Whoops. His client caught him doing a daydream, a private thought, a mind journey that happens often while dealing with these movie stars who, bottom line, were really only interesting on the screen. In person, they were generally boring, causing Stephen to get lost in thought at odd moments. But he considered it work. He was paid good money to think things through, and so he was thinking, even though he should be conversing with Jennifer Aniston. His clients saw Stephen as part magician, part therapist. And right now Jennifer needed a therapist.
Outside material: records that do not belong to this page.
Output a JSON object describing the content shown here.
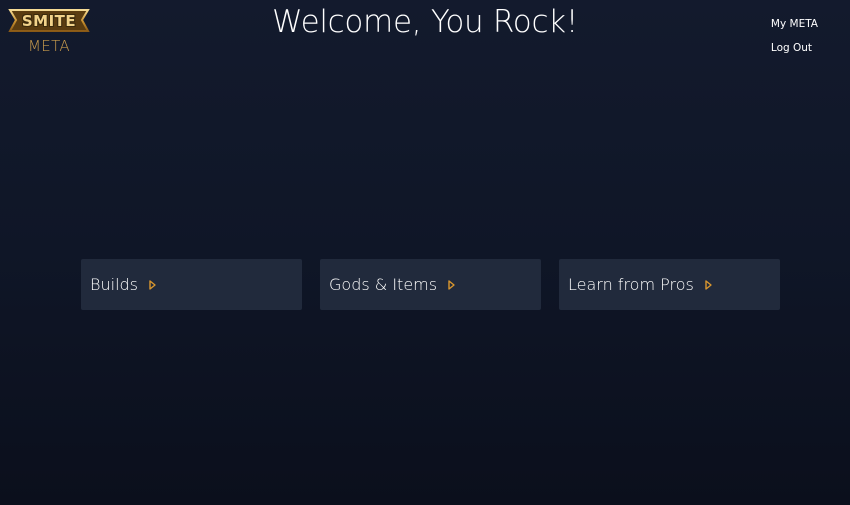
{
  "logo": {
    "badge_text": "SMITE",
    "subtitle": "META"
  },
  "header": {
    "title": "Welcome, You Rock!"
  },
  "nav": {
    "items": [
      {
        "label": "My META"
      },
      {
        "label": "Log Out"
      }
    ]
  },
  "cards": [
    {
      "label": "Builds",
      "icon": "play-triangle-outline-icon"
    },
    {
      "label": "Gods & Items",
      "icon": "play-triangle-outline-icon"
    },
    {
      "label": "Learn from Pros",
      "icon": "play-triangle-outline-icon"
    }
  ],
  "colors": {
    "background": "#111829",
    "card": "#212a3c",
    "accent": "#d9962e",
    "logo_gold": "#c99b4c"
  }
}
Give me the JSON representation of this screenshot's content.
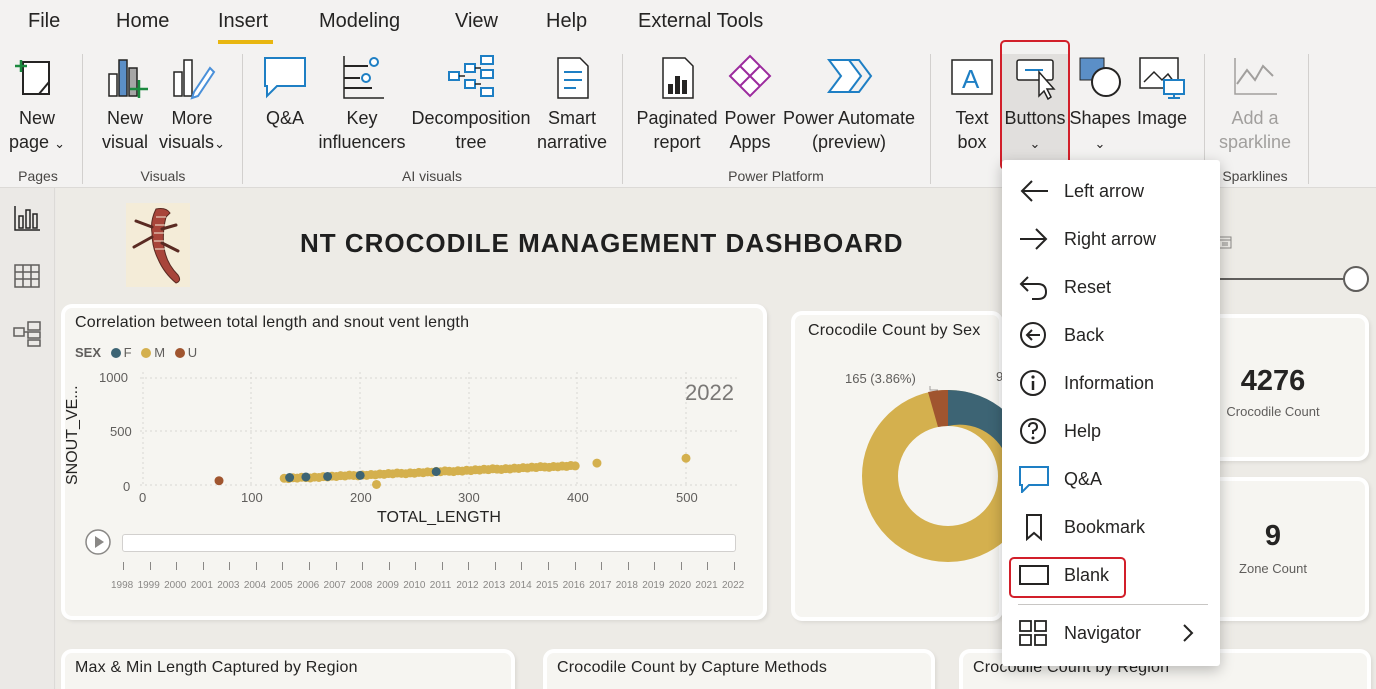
{
  "menu": {
    "tabs": [
      {
        "label": "File"
      },
      {
        "label": "Home"
      },
      {
        "label": "Insert"
      },
      {
        "label": "Modeling"
      },
      {
        "label": "View"
      },
      {
        "label": "Help"
      },
      {
        "label": "External Tools"
      }
    ]
  },
  "ribbon": {
    "new_page": {
      "line1": "New",
      "line2": "page"
    },
    "new_visual": {
      "line1": "New",
      "line2": "visual"
    },
    "more_visuals": {
      "line1": "More",
      "line2": "visuals"
    },
    "qa": {
      "line1": "Q&A"
    },
    "key_influencers": {
      "line1": "Key",
      "line2": "influencers"
    },
    "decomposition_tree": {
      "line1": "Decomposition",
      "line2": "tree"
    },
    "smart_narrative": {
      "line1": "Smart",
      "line2": "narrative"
    },
    "paginated_report": {
      "line1": "Paginated",
      "line2": "report"
    },
    "power_apps": {
      "line1": "Power",
      "line2": "Apps"
    },
    "power_automate": {
      "line1": "Power Automate",
      "line2": "(preview)"
    },
    "text_box": {
      "line1": "Text",
      "line2": "box"
    },
    "buttons": {
      "line1": "Buttons"
    },
    "shapes": {
      "line1": "Shapes"
    },
    "image": {
      "line1": "Image"
    },
    "sparkline": {
      "line1": "Add a",
      "line2": "sparkline"
    },
    "groups": {
      "pages": "Pages",
      "visuals": "Visuals",
      "ai_visuals": "AI visuals",
      "power_platform": "Power Platform",
      "sparklines": "Sparklines"
    }
  },
  "dashboard": {
    "title": "NT CROCODILE MANAGEMENT DASHBOARD",
    "scatter": {
      "title": "Correlation between total length and snout vent length",
      "legend_title": "SEX",
      "legend": [
        {
          "label": "F",
          "color": "#3d6474"
        },
        {
          "label": "M",
          "color": "#d4b04e"
        },
        {
          "label": "U",
          "color": "#a0552f"
        }
      ],
      "year": "2022",
      "x_title": "TOTAL_LENGTH",
      "y_title": "SNOUT_VE...",
      "y_ticks": [
        "1000",
        "500",
        "0"
      ],
      "x_ticks": [
        "0",
        "100",
        "200",
        "300",
        "400",
        "500"
      ],
      "timeline_years": [
        "1998",
        "1999",
        "2000",
        "2001",
        "2003",
        "2004",
        "2005",
        "2006",
        "2007",
        "2008",
        "2009",
        "2010",
        "2011",
        "2012",
        "2013",
        "2014",
        "2015",
        "2016",
        "2017",
        "2018",
        "2019",
        "2020",
        "2021",
        "2022"
      ]
    },
    "donut": {
      "title": "Crocodile Count by Sex",
      "label_u": "165 (3.86%)",
      "label_partial": "9"
    },
    "kpi_count": {
      "value": "4276",
      "label": "Crocodile Count"
    },
    "kpi_zone": {
      "value": "9",
      "label": "Zone Count"
    },
    "bottom_cards": {
      "region_len": "Max & Min Length Captured by Region",
      "capture": "Crocodile Count by Capture Methods",
      "region_count": "Crocodile Count by Region"
    }
  },
  "buttons_menu": {
    "items": [
      {
        "label": "Left arrow",
        "icon": "left-arrow-icon"
      },
      {
        "label": "Right arrow",
        "icon": "right-arrow-icon"
      },
      {
        "label": "Reset",
        "icon": "reset-icon"
      },
      {
        "label": "Back",
        "icon": "back-icon"
      },
      {
        "label": "Information",
        "icon": "information-icon"
      },
      {
        "label": "Help",
        "icon": "help-icon"
      },
      {
        "label": "Q&A",
        "icon": "qa-icon"
      },
      {
        "label": "Bookmark",
        "icon": "bookmark-icon"
      },
      {
        "label": "Blank",
        "icon": "blank-icon"
      },
      {
        "label": "Navigator",
        "icon": "navigator-icon"
      }
    ]
  },
  "colors": {
    "accent_tab": "#e8b610",
    "highlight": "#d21f2a",
    "female": "#3d6474",
    "male": "#d4b04e",
    "unknown": "#a0552f"
  }
}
“I am just glad you are rid of Vince Vaughn. He was not good for your career,” said Stephen. He just pulled that one out of a hat.

“Vince is very talented. People like Vince. I liked Vince,” Jennifer said holding back tears.

“Yes. Yes. Yes. But you have class, Jennifer. You have a lot of class. Vince Vaughn is a big lug from the working class. You are from Tiffany. Vince is from…from Home Depot,” said Stephen.

“Just say it was mutual. I’d rather lie about it. It is no pone’s business. I want to get on with things. OK?” said Jennifer.

“OK. OK. A decision has been made. That is good. Sometimes you get to this place only after talking out the possibilities. So this is good. We go with the mutual separation story,” said Stephen.

Jennifer pulled out the gold lighter from her pocket.

“See, I have it. And I will use it. I like cigarettes. And that is the truth,” said Jennifer as she lit another Merit Ultra Light.

“OK. OK. Yes. Good. The truth is good. When it is good, that is,” said Stephen. Damn, he really should write a book.